Rémy Oudghiri est sociologue et membre du comité de pilotage de l'Observatoire de l'Ubérisation. Directeur Général Adjoint de Sociovision après un passage chez IPSOS, diplômé d'HEC et de Sciences-Po Paris, titulaire d'un DEA de sociologie, il a tout d'abord effectué plusieurs années de recherche en sciences sociales à Paris et à l'université de Stanford aux États- Unis. Chargé de cours à HEC et à Neoma Business School (Reims), il est l'auteur de plusieurs ouvrages et de nombreux articles parus notamment dans la presse professionnelle. Il donne régulièrement des conférences en France et à l'étranger sur l'évolution de la société et les mutations des modes de consommation. Il a publié cet article dans le numéro d'octobre 2015 de la revue Perspectives Entrepreneurs (n° 754). Il revient sur l'ubérisation de l'économie française et la réaction des Français.

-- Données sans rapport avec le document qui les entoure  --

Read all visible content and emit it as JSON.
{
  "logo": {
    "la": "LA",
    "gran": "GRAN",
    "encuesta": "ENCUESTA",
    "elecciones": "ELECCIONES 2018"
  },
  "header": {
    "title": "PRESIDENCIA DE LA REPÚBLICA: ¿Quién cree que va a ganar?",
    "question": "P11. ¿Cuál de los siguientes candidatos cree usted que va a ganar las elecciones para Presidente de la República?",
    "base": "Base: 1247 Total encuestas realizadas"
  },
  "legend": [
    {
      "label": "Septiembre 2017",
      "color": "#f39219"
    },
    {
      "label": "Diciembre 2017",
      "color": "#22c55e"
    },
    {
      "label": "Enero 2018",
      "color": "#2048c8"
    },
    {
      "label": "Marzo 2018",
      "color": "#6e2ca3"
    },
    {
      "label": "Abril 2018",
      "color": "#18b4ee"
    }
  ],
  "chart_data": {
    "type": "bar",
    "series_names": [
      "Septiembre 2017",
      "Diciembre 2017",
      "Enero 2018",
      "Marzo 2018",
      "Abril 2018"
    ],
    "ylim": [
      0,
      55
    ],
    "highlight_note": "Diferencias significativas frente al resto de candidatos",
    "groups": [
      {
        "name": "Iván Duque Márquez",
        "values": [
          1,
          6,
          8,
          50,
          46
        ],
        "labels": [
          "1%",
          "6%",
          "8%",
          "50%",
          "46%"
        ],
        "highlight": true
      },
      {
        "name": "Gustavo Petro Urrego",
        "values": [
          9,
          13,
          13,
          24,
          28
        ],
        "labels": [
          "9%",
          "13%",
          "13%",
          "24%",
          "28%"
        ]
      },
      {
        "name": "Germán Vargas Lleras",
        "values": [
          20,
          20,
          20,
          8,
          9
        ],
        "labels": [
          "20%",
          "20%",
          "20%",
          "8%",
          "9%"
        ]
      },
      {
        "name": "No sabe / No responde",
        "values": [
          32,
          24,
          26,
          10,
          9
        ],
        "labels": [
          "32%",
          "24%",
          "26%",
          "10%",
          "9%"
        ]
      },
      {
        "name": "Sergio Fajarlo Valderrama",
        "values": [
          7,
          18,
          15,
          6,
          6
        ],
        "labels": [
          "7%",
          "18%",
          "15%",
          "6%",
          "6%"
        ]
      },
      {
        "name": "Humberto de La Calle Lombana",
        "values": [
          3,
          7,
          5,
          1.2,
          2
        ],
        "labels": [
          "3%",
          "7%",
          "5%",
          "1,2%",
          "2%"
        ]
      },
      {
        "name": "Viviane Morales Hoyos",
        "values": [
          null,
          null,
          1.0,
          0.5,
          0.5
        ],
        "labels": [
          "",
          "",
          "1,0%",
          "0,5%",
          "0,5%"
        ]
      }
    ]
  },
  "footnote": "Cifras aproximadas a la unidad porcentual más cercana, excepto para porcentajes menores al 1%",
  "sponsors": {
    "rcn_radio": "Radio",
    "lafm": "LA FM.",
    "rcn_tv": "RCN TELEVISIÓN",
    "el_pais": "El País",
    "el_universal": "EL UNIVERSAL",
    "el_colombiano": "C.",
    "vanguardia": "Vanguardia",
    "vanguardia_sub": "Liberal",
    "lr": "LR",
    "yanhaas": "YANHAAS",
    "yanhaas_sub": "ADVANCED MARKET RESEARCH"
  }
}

« Ubérisation » : depuis que Maurice Levy l’a utilisé au cours d’un entretien à la presse en décembre 2014, ce mot s’est répandu comme une traînée de poudre. Devenu entretemps un concept, chacun y fait désormais référence, mais il n’est pas sûr que tous entendent la même chose. Si l’on veut y voir plus clair, il faut donc commencer par définir ce qu’il recouvre. L'analyse qui suit repose sur les données collectées par l'Observatoire des Français de Sociovision. Chaque année depuis 1975, l'Observatoire interroge un échantillon représentatif de 2000 Français âgés de 15 à 75 ans sur de très nombreux sujets : valeurs, travail, modes de vie et de consommation, etc.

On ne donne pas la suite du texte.